Any woman who was sorting through puberty in the late '90s and early aughts knows that Jenny Lewis might be the messiah. She belongs to a magical, yet small group of female musicians — namely Karen O, Gwen Stefani and Alison Mosshart — who got their start as indie darlings fronting male bands and then catapuled to pop star status without compromising their feminity or creativity at all. Now she's back with a video that might just show the way for feminism in the new age of music.
We live in the age of the empowered female pop star — of a hyper-sexualized, feminist-tract writing Beyoncé or roaring super-heroine Katy Perry. But yesterday when Lewis released the video for the first single "Just One Of The Guys" off her first solo album in six years, The Voyager (out July 29th), it immediately caught fire online. The reason is clear: This is the kind of feminism we aren't seeing enough of. Lewis's own take on pop feminism actually speaks to a feeling that likely resonates with many modern women — she subtly illuminates the difficulty in balancing traditional female roles with the new landscape of gender identity.

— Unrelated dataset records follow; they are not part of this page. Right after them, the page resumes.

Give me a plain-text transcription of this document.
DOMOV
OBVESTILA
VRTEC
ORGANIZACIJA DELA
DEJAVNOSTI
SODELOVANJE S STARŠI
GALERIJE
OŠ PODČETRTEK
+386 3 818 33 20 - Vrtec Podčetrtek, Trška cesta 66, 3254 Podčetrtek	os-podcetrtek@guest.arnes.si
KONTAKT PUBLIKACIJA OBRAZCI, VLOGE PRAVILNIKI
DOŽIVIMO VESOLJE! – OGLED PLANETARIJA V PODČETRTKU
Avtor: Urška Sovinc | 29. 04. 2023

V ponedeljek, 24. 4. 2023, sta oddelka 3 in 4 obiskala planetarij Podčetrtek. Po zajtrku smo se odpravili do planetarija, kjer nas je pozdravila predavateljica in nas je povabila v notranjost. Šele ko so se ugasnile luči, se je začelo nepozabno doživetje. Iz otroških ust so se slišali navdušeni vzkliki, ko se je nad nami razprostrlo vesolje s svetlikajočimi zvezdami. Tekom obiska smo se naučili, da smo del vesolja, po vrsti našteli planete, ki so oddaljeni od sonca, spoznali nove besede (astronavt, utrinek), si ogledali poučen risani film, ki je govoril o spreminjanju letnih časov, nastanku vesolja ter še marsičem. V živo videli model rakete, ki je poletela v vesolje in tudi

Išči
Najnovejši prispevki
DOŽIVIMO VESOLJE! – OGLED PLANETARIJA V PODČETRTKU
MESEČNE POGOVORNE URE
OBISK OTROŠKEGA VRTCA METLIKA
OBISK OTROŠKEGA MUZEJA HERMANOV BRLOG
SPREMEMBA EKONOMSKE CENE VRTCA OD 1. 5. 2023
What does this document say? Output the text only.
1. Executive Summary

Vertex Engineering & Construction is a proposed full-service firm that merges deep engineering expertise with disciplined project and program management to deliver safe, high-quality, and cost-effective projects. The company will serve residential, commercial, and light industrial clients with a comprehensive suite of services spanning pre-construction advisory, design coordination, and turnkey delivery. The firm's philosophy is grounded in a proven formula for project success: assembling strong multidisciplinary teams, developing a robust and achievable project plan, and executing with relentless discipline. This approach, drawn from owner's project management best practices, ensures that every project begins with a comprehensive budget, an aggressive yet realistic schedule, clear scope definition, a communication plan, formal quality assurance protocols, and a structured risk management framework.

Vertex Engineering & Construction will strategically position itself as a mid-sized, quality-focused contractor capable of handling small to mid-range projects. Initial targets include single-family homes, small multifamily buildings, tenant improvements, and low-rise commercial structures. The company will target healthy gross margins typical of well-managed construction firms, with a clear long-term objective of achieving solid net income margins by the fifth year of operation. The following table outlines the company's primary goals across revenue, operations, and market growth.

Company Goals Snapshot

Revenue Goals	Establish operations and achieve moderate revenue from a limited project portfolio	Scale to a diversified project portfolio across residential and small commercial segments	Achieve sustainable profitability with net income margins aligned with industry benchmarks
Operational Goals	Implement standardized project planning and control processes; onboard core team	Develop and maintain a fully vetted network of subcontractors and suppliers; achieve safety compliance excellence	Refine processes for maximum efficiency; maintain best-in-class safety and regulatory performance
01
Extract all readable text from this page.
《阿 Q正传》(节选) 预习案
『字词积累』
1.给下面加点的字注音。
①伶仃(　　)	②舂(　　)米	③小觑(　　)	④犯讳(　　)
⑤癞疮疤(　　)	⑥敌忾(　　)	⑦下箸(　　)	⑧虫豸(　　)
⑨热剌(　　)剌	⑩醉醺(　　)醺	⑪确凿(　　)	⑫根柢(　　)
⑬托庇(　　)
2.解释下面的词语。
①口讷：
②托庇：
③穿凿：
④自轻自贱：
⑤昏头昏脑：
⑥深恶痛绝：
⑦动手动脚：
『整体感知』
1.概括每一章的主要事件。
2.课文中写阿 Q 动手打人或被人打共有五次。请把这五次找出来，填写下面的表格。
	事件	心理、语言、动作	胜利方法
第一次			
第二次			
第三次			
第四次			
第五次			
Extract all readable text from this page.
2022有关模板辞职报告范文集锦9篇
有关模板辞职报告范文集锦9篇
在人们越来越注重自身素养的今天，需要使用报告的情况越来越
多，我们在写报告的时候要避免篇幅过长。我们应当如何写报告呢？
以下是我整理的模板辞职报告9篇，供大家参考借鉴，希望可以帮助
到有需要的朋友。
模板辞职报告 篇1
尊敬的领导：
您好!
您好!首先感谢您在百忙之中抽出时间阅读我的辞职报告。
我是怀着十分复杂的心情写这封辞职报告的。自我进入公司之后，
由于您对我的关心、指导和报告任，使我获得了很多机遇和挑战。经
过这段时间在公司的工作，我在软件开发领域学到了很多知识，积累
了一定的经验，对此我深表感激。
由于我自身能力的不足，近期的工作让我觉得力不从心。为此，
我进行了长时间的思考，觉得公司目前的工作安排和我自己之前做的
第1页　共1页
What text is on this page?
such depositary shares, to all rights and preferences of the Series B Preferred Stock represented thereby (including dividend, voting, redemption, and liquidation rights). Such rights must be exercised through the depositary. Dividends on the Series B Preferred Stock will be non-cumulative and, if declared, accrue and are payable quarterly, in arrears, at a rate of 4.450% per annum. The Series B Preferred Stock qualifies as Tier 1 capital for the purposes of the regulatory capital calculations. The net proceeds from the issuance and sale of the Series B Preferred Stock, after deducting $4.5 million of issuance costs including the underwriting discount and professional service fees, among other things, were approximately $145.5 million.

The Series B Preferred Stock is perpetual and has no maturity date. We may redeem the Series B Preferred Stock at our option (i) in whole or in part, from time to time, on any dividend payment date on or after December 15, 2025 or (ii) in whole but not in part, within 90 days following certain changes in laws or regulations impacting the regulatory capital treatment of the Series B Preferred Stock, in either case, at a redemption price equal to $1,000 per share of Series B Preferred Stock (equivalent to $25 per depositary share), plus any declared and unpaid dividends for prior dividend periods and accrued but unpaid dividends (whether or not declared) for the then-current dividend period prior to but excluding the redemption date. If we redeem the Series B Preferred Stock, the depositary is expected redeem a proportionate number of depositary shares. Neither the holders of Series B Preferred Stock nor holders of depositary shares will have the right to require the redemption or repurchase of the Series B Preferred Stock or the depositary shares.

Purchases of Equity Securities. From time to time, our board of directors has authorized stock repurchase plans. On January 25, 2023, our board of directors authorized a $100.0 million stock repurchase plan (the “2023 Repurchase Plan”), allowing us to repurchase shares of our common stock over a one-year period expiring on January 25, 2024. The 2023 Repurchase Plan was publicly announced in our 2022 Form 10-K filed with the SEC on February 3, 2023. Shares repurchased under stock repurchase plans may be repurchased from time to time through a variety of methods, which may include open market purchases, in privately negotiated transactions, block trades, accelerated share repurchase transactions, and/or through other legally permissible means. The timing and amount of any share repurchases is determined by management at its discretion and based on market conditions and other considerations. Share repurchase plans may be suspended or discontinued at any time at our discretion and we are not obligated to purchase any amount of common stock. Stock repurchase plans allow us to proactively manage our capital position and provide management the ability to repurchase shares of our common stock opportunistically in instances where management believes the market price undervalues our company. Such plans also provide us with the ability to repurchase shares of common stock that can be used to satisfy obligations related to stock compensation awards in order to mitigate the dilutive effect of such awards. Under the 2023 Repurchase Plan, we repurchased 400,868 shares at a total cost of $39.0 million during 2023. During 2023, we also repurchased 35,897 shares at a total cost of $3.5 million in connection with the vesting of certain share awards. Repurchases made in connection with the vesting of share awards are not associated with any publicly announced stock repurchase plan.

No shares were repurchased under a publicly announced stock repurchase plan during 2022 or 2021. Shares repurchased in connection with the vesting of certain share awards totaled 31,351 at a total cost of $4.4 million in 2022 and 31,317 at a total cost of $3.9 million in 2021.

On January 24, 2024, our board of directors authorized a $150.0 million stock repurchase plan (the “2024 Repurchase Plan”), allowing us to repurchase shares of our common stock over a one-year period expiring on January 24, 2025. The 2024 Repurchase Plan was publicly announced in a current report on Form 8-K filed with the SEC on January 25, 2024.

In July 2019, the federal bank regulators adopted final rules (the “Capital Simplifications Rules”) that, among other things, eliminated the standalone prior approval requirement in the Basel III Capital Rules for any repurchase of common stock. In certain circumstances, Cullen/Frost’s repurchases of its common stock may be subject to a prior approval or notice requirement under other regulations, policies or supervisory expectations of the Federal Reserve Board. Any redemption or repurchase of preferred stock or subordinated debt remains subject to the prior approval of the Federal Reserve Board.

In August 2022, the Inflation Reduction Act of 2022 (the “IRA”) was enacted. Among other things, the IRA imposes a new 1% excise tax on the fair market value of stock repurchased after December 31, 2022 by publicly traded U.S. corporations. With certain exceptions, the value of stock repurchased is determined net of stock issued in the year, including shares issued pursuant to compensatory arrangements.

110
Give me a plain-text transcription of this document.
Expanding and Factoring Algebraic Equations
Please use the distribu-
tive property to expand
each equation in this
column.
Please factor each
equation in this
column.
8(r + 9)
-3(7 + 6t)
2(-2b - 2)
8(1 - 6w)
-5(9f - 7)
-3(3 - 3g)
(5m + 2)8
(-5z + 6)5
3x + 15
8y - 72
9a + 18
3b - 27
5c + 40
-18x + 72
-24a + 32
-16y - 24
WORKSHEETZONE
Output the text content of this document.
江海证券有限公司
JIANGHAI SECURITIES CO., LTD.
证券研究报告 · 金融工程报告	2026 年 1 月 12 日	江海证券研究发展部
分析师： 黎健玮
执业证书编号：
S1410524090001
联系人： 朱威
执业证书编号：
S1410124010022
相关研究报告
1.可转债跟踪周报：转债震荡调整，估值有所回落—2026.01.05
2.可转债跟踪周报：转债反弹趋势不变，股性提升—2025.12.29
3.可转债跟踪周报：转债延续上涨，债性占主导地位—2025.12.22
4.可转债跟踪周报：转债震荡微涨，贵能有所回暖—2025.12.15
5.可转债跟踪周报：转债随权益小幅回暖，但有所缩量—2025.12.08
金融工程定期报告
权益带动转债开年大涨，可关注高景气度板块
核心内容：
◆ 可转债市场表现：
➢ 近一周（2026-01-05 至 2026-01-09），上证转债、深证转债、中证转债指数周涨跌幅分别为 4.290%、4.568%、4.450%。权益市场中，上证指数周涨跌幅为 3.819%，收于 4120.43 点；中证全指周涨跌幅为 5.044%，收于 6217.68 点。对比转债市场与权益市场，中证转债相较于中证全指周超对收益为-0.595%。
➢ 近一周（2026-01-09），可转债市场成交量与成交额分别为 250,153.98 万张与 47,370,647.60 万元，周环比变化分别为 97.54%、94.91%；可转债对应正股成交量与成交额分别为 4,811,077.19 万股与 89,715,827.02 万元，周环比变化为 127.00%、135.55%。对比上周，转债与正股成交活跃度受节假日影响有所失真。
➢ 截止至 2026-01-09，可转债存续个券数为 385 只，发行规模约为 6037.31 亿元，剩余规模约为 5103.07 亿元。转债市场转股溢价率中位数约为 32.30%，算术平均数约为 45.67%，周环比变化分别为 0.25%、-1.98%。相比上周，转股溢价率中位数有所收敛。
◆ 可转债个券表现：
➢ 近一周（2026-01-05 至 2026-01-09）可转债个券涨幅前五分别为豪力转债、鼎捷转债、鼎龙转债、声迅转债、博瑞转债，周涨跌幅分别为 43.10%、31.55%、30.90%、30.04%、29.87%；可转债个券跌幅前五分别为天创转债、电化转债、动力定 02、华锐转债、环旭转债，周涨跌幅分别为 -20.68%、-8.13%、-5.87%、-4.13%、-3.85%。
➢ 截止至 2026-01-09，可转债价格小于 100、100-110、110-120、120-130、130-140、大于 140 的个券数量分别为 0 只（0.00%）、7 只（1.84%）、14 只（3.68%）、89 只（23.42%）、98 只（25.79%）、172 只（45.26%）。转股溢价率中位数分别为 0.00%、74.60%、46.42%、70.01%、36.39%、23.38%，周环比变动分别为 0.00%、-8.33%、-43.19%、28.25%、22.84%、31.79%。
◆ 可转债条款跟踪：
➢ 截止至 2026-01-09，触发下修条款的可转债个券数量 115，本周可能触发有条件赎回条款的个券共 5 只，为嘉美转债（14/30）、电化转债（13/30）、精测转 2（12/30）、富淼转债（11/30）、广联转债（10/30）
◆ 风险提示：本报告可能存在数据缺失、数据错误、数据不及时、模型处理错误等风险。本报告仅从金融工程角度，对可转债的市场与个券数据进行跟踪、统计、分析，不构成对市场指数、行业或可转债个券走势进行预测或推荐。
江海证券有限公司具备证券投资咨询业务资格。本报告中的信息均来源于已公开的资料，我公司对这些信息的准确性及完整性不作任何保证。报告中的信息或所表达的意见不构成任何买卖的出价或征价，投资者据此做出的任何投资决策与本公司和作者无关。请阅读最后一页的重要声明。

The video dramatizes the struggle hilariously, juxtaposing lyrics like "When I look at myself all I can see / I'm just another lady without a baby" with footage of Lewis, Anne Hathaway, Kristen Stewart and Brie Larson struggling their way through drag performances. (Lewis sports a rainbow suit masterpiece straight from a desert fever dream.)
Just because a girl can hang, doesn't mean she's not a girl anymore, and doesn't sometimes want girl stuff. Where Beyoncé, Miley, Katy, Rihanna and their compatriots are promoting an equally valid but forceful "free to do what I want to" kind of feminism, Lewis is speaking to a more moderate, realistic version of everyday feminism where women are trying to find a balance between the old and the new. Both versions are valid, but Lewis is doing the leg work to prove that more than one kind of feminism can succeed in the image-obsessed, sex-crazed world of music.
It's a tonal shift from a lot of music that has an overt feminist intention. The fun the women had making the video is palpable. Lewis told GQ, "I haven't laughed that hard since What About Bob? came out on laser disk." Together, they made a video that conveyed the sensibility of the song — the joint hyper-awareness of what it means to be woman, and the necessity to make light of that same awareness.
Image Credit: YouTube
Each of these powerful women goes full slap-stick on their variations on the worst kind of men you can imagine, dramatizing the difficulty of pulling it off while conveying complete control and wild care-freedom. Lewis articulates with stunning ease and clarity that a female artist doesn't have to be a hyper-sexualized diva or a firework in order to be a feminist. The sentiment in "Just One Of The Guys," both lyrically and on the screen, is honest without being too sentimental or overdone — and that's exactly what feminism in music should look like.